Use a button to complete the circuit and provide power to the wemos. Downside is that you have the keep pressing the button till the action is complete.
I was thinking off adding a third option. And I wonder if it is feasable. I have added a schematic.
pls don't mind the values of the components.
The battery will be a coin cell (3v), the capacitor is a 3.3F (The battery can not provide sufficient Amps to deal with the spike when connecting to wifi.)
I added a transistor. When the button is pushed the transistor enables the Wemos D1 to get power.
At the start of the Sketch, I set GPIO D8 to HIGH.
This will keep the transistor in the conducting state. You won't have to hold the button down anymore. Once the action is complete. Set GPIO D8 to LOW which will cut the power to the Wemos.
I think I will have to throw in an extra diode in series with R2 and calculate the right Resistor values.
Could something like this work?
(Or another question: Can I hook it up like this to see if it works? Or will I break something?)

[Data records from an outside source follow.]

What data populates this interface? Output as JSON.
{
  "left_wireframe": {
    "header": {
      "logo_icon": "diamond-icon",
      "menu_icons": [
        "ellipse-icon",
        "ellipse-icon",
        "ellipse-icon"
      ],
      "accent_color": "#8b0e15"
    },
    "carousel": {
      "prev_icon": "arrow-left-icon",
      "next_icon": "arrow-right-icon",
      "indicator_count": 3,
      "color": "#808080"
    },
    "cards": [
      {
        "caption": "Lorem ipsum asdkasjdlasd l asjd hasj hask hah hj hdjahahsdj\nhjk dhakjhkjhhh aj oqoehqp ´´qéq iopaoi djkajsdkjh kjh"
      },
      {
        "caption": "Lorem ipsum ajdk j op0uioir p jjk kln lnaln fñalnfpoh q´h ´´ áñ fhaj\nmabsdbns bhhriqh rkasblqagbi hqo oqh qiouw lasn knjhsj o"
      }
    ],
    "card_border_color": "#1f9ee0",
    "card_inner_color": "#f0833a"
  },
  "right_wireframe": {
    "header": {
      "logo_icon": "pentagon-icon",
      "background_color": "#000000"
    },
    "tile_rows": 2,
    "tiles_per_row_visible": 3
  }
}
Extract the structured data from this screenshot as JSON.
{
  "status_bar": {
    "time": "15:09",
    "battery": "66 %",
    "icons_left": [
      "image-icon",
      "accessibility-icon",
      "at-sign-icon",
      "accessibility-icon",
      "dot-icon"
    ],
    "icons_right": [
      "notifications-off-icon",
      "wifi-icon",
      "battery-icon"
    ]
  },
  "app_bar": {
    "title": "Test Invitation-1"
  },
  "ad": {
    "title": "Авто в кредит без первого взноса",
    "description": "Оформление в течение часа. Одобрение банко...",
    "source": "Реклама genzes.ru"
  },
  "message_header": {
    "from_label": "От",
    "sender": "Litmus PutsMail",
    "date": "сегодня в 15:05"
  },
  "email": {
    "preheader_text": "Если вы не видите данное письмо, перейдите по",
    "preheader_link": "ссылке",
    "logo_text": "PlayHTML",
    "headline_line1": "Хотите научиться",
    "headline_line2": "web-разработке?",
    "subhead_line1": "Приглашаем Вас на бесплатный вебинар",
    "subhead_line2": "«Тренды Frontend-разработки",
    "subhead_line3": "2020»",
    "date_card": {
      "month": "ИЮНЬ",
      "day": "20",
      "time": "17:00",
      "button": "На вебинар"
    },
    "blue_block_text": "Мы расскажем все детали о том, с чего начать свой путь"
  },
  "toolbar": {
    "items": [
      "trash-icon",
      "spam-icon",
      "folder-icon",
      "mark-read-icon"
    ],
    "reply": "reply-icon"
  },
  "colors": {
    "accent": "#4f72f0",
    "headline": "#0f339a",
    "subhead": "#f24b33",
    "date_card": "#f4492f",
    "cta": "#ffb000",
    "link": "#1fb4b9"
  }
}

Google recommends me to use a mosfet instead of a transistor to get a lower voltage drop.
Is my understanding correct that I should use a MOSFET with VGS(th) larger than the gatevoltage (in this case 3.3v (from the GPIO pin) minus the voltage drop of the diode?) So this will be 2.6v minimum.
And Rds ON will have to be as low as possible.
Would something like that work?
For example: VGS(th) = 1v
RDS ON = 1 Ohm (perhaps even smaller?)
The other thing is that when the power is removed before the shutdown is completed the outputs switch off. This messes up the turn off. One way round this is to use an RS flip flop to drive the FET.
So you expect the WeMOS to output a voltage 0.6 V higher than its supply voltage (even ignoring the diode which is spurious) in order to turn that transistor on? How do you expect it to do that?
The most practical approach is to use your option 1 or something similar, but rather than deep sleep, you use the Chip Enable pin with a push-button and a diode from an output pin (and a 100k pull-down resistor). On pressing the button, the chip starts up and turns the output on which keeps it operating until you choose to turn the output off.
And rather than fiddling with coin cells and supercapacitors, just use two AA (or AAA) alkalines.
The first thing to realize is that any kind of emitter-follower or source-follower circuit cannot be
efficient, and cannot be bootstrapped either (needs gain to bootstrap). In this circuit there are two diode
drops between the logic pin and the output of the circuit, so that the load would have to generate a voltage
about 1.4V higher than its supply to work this circuit.
The problem has no trivial solution, one transistor + passives will not do it.
One of the clean solutions is a CMOS RS-flipflop driving a p-FET or PNP switching transistor in
common-emitter (or common source) configuration. The CMOS logic takes only nanoamps
to power it so can be permanently powered up. (Two NAND or two NOR gates can be used to
fashion an RS fflop)
Two transistor circuits can be made to work - with just one you always find powering down the load
causes it to retrigger the circuit through the input protection diodes.